Water Supply vs. Distribution: Forecasting Out-of-Basin Diversions in the Laurentian Great Lakes

The capacity for the Laurentian Great Lakes to support basin ecology along with regional economic and recreational activity is highly dependent on their water levels. Precipitation and evaporation patterns, which govern the hydrologic regime of these lakes, are sensitive to a rapidly changing climate. However, climate change may also influence lake levels through more subtle, human avenues. A warming global climate presents unique challenges that vary by geographic region. The American West faces drier summer months due to decreasing snowpack as well as increasing length and intensity of droughts. Whereas in the Midwest, the Great Lakes have recently seen record water levels after a 5-year period of relative water abundance. These differing trends suggest that the largest water challenge facing the United States may be one of distribution rather than supply. Although the Great Lakes Compact currently prohibits out-of-basin diversions, increasing pressure from high demand and dwindling water supply in the western states mean that an exemption may be considered. We will present findings on Great Lakes water levels under plausible out-of-basin diversion scenarios, each reflecting significant water transfers to the American West.

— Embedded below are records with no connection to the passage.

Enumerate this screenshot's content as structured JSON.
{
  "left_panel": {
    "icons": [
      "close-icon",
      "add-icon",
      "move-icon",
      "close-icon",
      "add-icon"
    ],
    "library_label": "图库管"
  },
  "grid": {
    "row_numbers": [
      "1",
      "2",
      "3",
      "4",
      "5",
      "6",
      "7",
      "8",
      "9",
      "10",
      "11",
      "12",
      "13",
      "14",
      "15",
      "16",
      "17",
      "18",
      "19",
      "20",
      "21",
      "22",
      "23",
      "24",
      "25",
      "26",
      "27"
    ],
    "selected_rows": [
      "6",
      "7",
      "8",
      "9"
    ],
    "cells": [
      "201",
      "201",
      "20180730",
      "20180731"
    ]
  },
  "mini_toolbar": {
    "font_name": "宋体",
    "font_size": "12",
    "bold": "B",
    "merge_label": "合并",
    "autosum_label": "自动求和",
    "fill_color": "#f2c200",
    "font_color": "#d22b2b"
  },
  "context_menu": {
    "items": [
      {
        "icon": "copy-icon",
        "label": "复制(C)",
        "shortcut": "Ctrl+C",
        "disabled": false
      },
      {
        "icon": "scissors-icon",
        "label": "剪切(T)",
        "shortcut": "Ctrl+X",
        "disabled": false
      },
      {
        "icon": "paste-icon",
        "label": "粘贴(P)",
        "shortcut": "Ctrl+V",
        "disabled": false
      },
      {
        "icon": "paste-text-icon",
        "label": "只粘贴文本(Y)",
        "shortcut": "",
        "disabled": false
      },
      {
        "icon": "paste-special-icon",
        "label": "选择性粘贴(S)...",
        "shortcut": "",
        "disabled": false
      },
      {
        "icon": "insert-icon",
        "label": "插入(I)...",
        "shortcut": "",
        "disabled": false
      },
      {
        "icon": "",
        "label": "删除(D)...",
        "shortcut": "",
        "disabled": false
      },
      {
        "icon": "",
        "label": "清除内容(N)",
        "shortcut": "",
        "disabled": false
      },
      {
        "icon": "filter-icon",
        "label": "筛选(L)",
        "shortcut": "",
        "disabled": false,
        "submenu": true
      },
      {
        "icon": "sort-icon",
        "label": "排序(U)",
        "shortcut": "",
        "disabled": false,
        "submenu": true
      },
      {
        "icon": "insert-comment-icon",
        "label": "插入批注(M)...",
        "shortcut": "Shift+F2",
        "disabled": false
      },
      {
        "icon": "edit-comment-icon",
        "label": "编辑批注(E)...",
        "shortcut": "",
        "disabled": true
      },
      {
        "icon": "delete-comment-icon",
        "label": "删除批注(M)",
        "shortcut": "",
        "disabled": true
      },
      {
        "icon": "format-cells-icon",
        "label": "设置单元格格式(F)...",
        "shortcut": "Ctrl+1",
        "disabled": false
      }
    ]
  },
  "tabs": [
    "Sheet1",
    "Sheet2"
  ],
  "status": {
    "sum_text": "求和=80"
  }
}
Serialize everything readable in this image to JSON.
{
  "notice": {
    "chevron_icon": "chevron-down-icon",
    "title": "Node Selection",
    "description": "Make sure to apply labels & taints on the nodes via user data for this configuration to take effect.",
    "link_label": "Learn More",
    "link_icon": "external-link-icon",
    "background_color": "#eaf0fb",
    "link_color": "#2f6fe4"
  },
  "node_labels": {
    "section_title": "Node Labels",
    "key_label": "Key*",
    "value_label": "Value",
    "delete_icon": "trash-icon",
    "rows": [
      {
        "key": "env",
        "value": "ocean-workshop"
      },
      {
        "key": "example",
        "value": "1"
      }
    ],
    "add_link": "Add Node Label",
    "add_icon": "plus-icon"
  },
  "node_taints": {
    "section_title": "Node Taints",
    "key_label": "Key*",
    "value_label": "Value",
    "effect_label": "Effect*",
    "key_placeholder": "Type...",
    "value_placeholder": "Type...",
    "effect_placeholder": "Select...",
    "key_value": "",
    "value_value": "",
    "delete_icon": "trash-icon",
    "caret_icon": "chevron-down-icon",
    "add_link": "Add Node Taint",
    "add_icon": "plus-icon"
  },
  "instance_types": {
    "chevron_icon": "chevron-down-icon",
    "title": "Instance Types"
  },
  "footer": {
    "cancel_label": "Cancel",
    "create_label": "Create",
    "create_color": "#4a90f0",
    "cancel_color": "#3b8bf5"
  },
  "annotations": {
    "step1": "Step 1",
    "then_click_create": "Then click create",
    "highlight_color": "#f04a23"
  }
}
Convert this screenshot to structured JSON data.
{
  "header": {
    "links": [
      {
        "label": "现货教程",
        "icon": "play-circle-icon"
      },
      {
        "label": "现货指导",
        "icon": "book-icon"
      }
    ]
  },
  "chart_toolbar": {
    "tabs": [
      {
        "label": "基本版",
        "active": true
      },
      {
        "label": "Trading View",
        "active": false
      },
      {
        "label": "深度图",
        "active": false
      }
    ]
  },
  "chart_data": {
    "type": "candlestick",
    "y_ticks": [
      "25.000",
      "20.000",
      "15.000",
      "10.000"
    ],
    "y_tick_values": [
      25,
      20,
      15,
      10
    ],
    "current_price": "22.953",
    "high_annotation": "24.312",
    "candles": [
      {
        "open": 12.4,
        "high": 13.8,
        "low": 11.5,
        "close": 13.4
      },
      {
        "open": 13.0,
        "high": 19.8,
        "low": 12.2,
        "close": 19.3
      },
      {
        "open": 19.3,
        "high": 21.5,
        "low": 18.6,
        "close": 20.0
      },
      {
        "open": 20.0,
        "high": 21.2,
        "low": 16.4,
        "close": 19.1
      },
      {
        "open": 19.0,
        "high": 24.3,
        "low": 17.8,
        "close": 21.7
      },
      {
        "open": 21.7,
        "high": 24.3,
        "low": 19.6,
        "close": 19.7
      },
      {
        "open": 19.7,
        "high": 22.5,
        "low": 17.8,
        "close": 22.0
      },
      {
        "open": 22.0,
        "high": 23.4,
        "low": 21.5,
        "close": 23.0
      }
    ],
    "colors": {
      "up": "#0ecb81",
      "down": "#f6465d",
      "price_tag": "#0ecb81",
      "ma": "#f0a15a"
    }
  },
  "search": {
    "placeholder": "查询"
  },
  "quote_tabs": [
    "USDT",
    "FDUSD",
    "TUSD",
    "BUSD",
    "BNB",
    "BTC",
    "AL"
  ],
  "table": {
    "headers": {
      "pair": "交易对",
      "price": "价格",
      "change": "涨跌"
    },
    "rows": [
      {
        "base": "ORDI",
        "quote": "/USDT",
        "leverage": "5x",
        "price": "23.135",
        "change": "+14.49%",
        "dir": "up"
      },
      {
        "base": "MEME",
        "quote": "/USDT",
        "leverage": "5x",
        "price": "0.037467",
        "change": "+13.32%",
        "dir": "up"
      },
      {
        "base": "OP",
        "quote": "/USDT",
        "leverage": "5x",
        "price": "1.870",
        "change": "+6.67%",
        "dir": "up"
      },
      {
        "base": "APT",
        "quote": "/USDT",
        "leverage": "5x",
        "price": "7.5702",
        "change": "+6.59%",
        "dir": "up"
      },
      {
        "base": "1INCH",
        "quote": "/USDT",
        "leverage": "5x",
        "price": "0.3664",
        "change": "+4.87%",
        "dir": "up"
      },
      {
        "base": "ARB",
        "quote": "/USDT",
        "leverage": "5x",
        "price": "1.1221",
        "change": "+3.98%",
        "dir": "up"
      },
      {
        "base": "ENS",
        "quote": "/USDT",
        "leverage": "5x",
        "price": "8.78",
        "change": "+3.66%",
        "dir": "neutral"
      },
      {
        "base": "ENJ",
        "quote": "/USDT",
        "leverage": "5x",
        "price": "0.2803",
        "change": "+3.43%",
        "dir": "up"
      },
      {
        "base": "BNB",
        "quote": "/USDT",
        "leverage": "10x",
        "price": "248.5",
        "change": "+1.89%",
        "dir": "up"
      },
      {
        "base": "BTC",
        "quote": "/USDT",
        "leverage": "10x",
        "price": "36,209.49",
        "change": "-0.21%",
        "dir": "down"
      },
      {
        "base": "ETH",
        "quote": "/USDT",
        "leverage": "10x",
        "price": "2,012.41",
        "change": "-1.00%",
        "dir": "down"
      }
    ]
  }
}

Diversions from Lake Superior will be propagated into basin-wide water level predictions using a novel copula-based statistical model. In particular, the copula-produced net basin supply (NBS) outputs will be coupled with a lake-to-lake routing model to project monthly water levels for Lake Superior, Michigan-Huron, and Erie. This method faithfully replicates historical water levels and can be manipulated to reflect diversions from a given lake. Plausible scenarios will represent both chronic and seasonal water withdrawals from Lake Superior with water levels presented for each diversion scenario at 10, 25, and 50 year horizons. We hope our projected lake level impacts of varying diversion rates will facilitate a hydrologic data-driven policy analysis, ultimately setting a precedent for scientifically-informed policies to address emerging climate challenges.